Sedition!

“Sedition” is more than just a cool song from Fiddler on the Roof (“Sedition, sedition! Sedition! Who, day and night, must counsel revolution, Stir up mobs of people, urge them to revolt? . . .”). It’s also the name of a crime, and a reader asks me: Given how narrow treason is, what’s up with sedition?

“Sedition” has many possible meanings, but I think the reader (and some others) have used it to refer to advocacy of revolution against the government, or advocacy of illegal conduct more generally, or even attempts to arouse hostility against the government. The most famous Sedition Act in U.S. history, the Sedition Act of 1798, was limited to seditious falsehoods (though in practice was used against seditious opinions, too), and said that:

[It shall be illegal — on pain of up to a $2000 fine and 2 years in prison — to write or publish] any false, scandalous and malicious writing or writings against the government of the United States, or either house of the Congress of the United States, or the President of the United States, with intent to

  • defame the said government, or either house of the said Congress, or the said President, or to bring them, or either of them, into contempt or disrepute;

  • or to excite against them, or either or any of them, the hatred of the good people of the United States,

  • or to stir up sedition within the United States, or to excite any unlawful combinations therein, for opposing or resisting any law of the United States, or any act of the President of the United States, done in pursuance of any such law, or of the powers in him vested by the constitution of the United States, or to resist, oppose, or defeat any such law or act,

  • or to aid, encourage or abet any hostile designs of any foreign nation against the United States, their people or government. . . .

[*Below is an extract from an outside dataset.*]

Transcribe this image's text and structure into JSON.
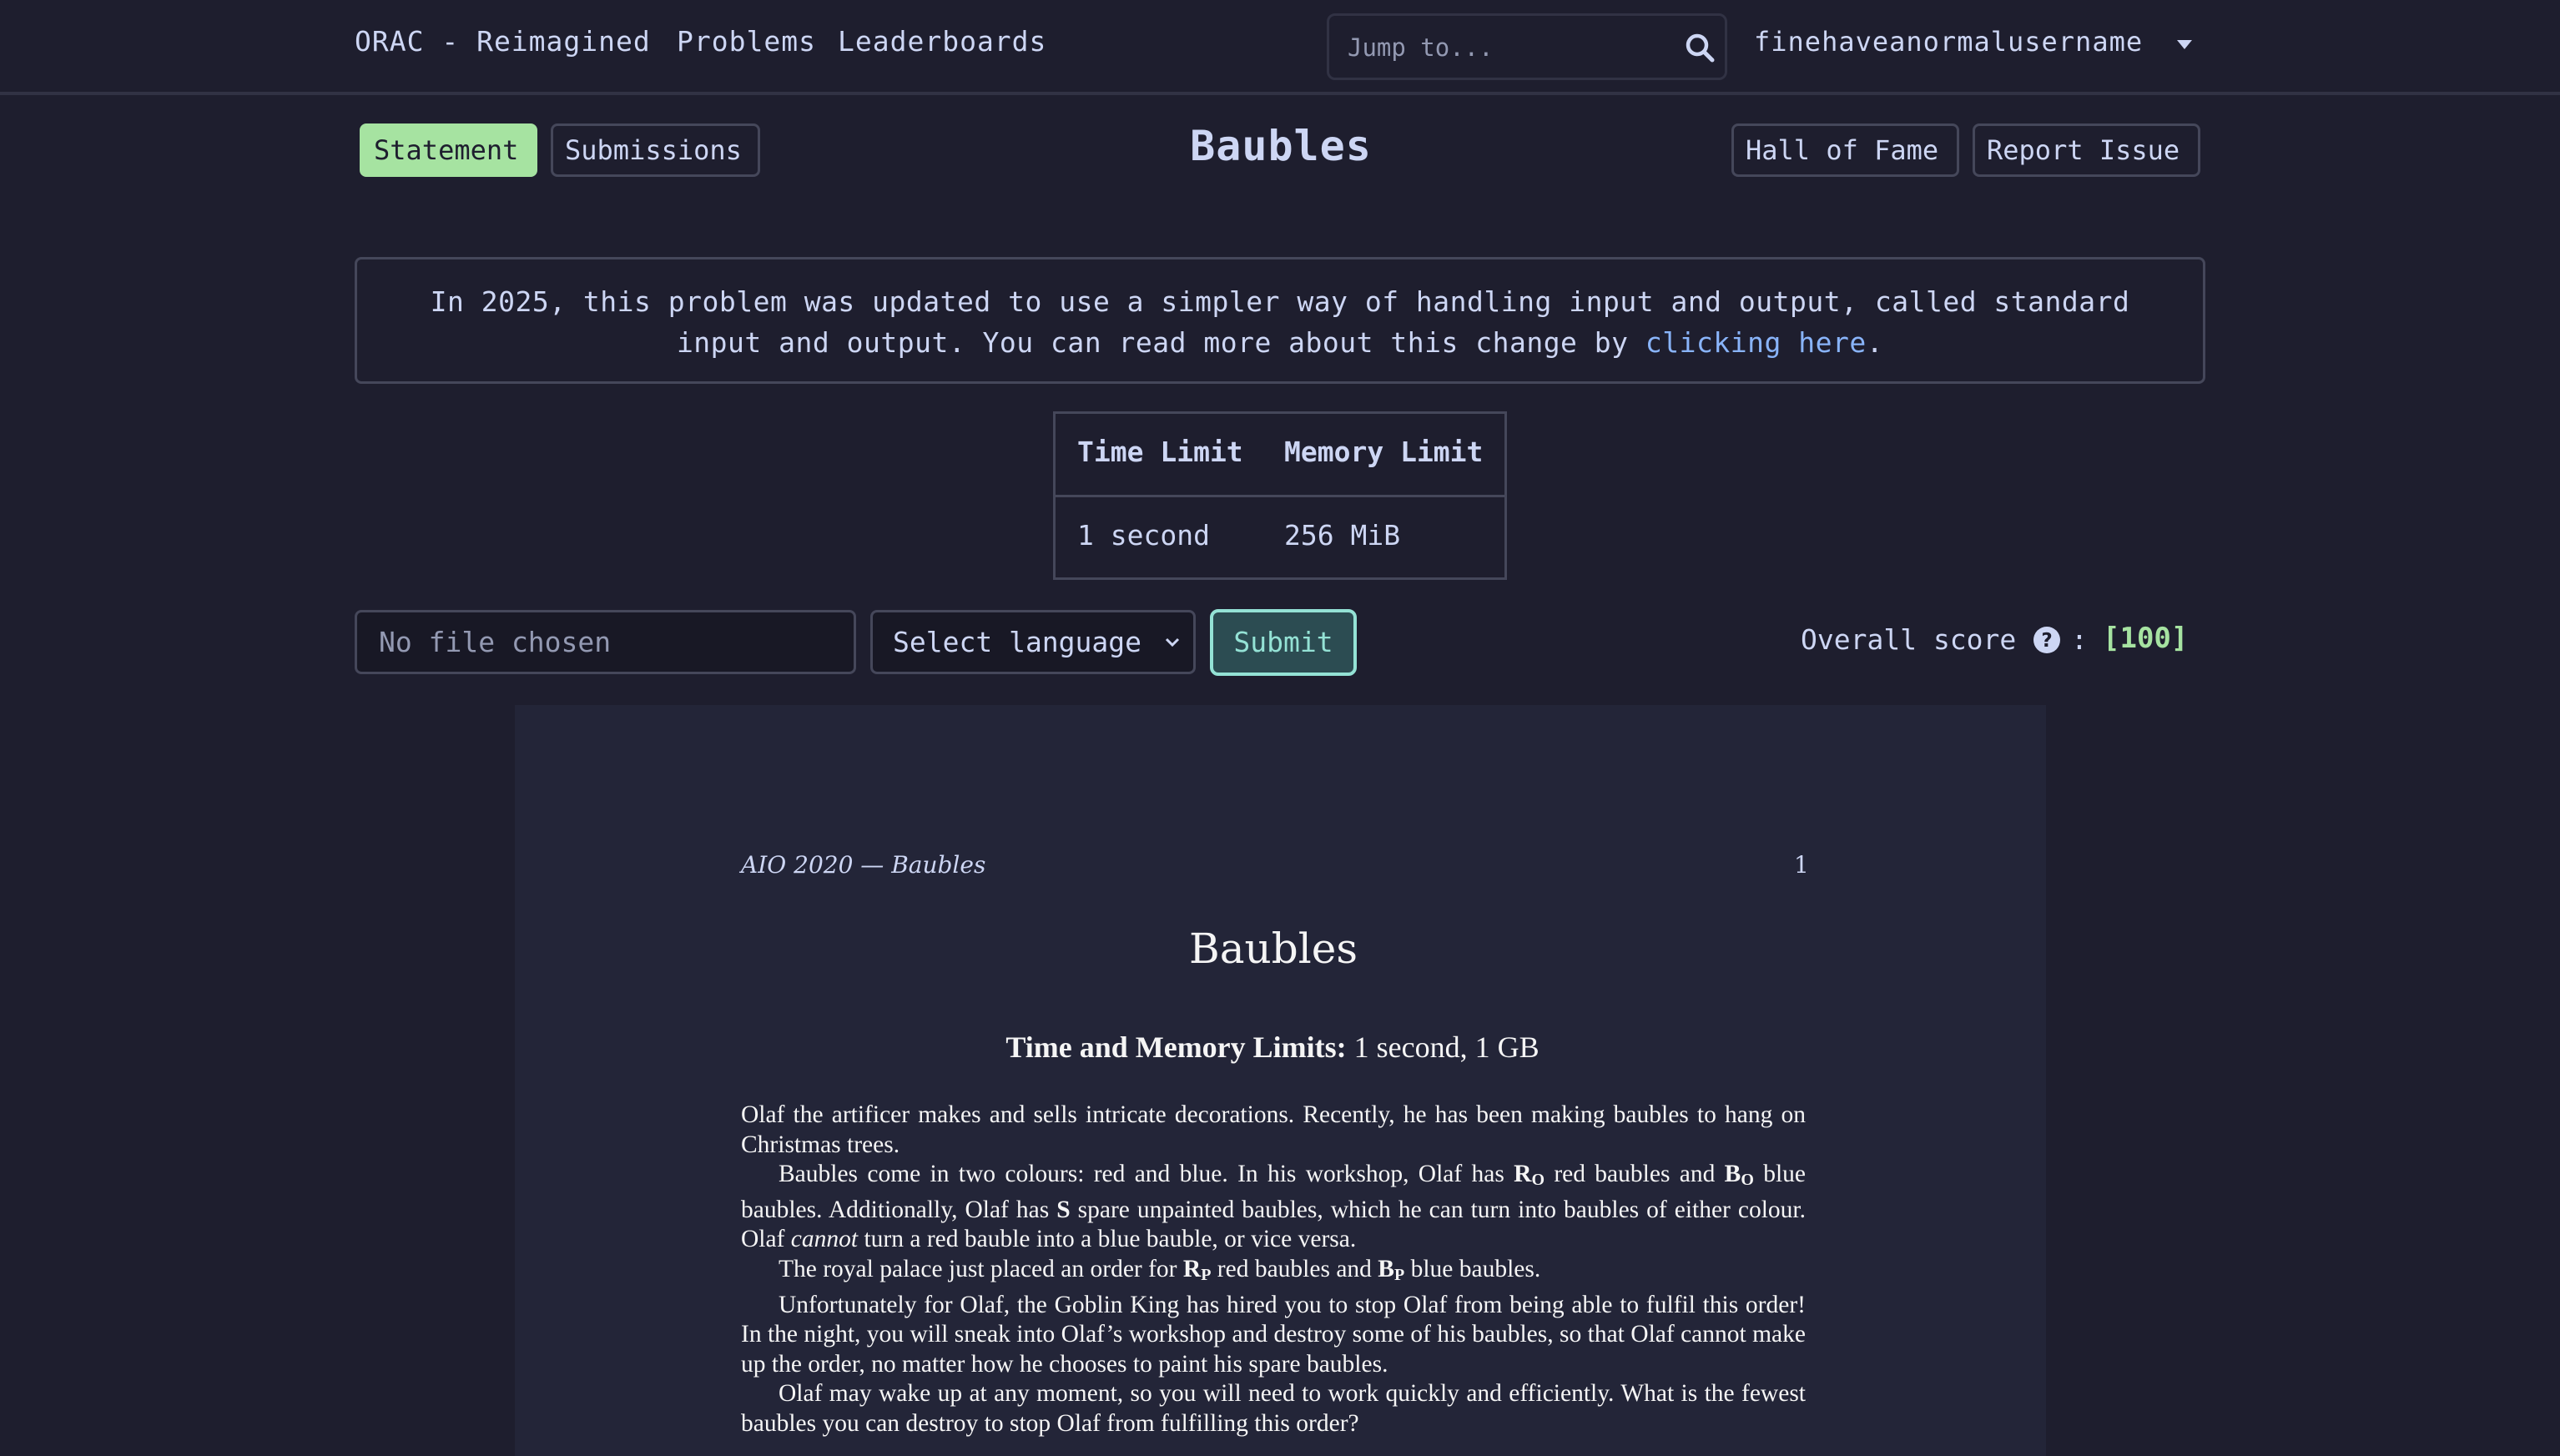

[The Act was to remain in force until March 3, 1801, the last day of the Presidential term in which it was enacted. Bullets added. -EV]

Take away the requirement of falsehood, and set aside the hostile designs of any foreign nation, you have a working definition of “sedition.”

Actually committing physical crimes, or conspiring to commit such crimes (i.e., agreeing with specific people to commit those crimes), is still illegal. But mere advocacy of crime is generally constitutionally protected (see Brandenburg v. Ohio (1969)), unless the speech is (1) intended and (2) likely to incite (3) imminent illegal conduct. The classic example is giving a speech to an angry mob, urging them (explicitly or implicitly) to attack someone or destroy some property. Public advocacy of violent conduct at some unspecified future time, on the other hand, is not treated as advocacy of imminent conduct, and is thus constitutionally protected. And imminence seems to be read quite narrowly, as referring to conduct in a few hours or a few days at most.

Now some other kinds of related speech can be restricted under other doctrines. Threatening a particular person, for instance, is unprotected under the threat exception. Soliciting a specific crime against a specific person, especially when done privately (“Please kill my wife”), is also unprotected, though the Supreme Court has never explicitly defined the distinction between this and incitement of nonimminent conduct.

But simply advocating the propriety of illegal conduct, whether it’s an illegal sit-in, illegal violence, or revolution, is constitutionally protected (again, unless it’s intended to or likely to cause imminent illegal conduct, which is quite unlikely). About a decade ago, for instance, a Florida sheriff urged that Ice-T (who now plays a policeman on television) be charged with sedition because of his Cop Killer song; but that would clearly be foreclosed, even if there was evidence that Ice-T was seriously urging killing of police officers (since he wasn’t intending to urge imminent killing). See Lee Sheriff Wants Sedition Charge Over “Cop Killer,” Orlando Sentinel Tribune, July 7, 1992, at D6.

Is the right rule? I think it probably is. While it’s tempting to say that in a democracy, people who think a law is wrong should urge that it be changed, not urge that it be violated, laws that ban advocacy of illegal conduct quickly end up punishing a lot of speech that’s quite valuable. Bans limited to explicit advocacy can be easily skirted; the message “break the law” can easily be conveyed without using those words. So the government will usually, for understandable reasons, try to “close this loophole” by going after implicit advocacy as well.

But much strong condemnation of a law (e.g., “Abortionists are murderers, and the law that allows abortion and protects abortionists from righteous defenders of the unborn is wrong and contemptible”) can be credibly argued to be implicit advocacy of violation. The World War I-era cases (such as U.S. v. Schenck and U.S. v. Debs) might be examples of this phenomenon.

So anyone who wants to condemn an existing law will be at the mercy of prosecutors, judges, and juries — if they conclude that deep down inside he was really intending to advocate breaking the law, and not just condemning the law and advocating that it be changed, then he’ll go to prison. And as a result many people might well be deterred from even expressing strong disagreement with a law, for fear that it will be interpreted as implicit advocacy of breaking the law.

But in any case, rightly or wrongly, under the Brandenburg rule nearly all seditious advocacy constitutionally protected.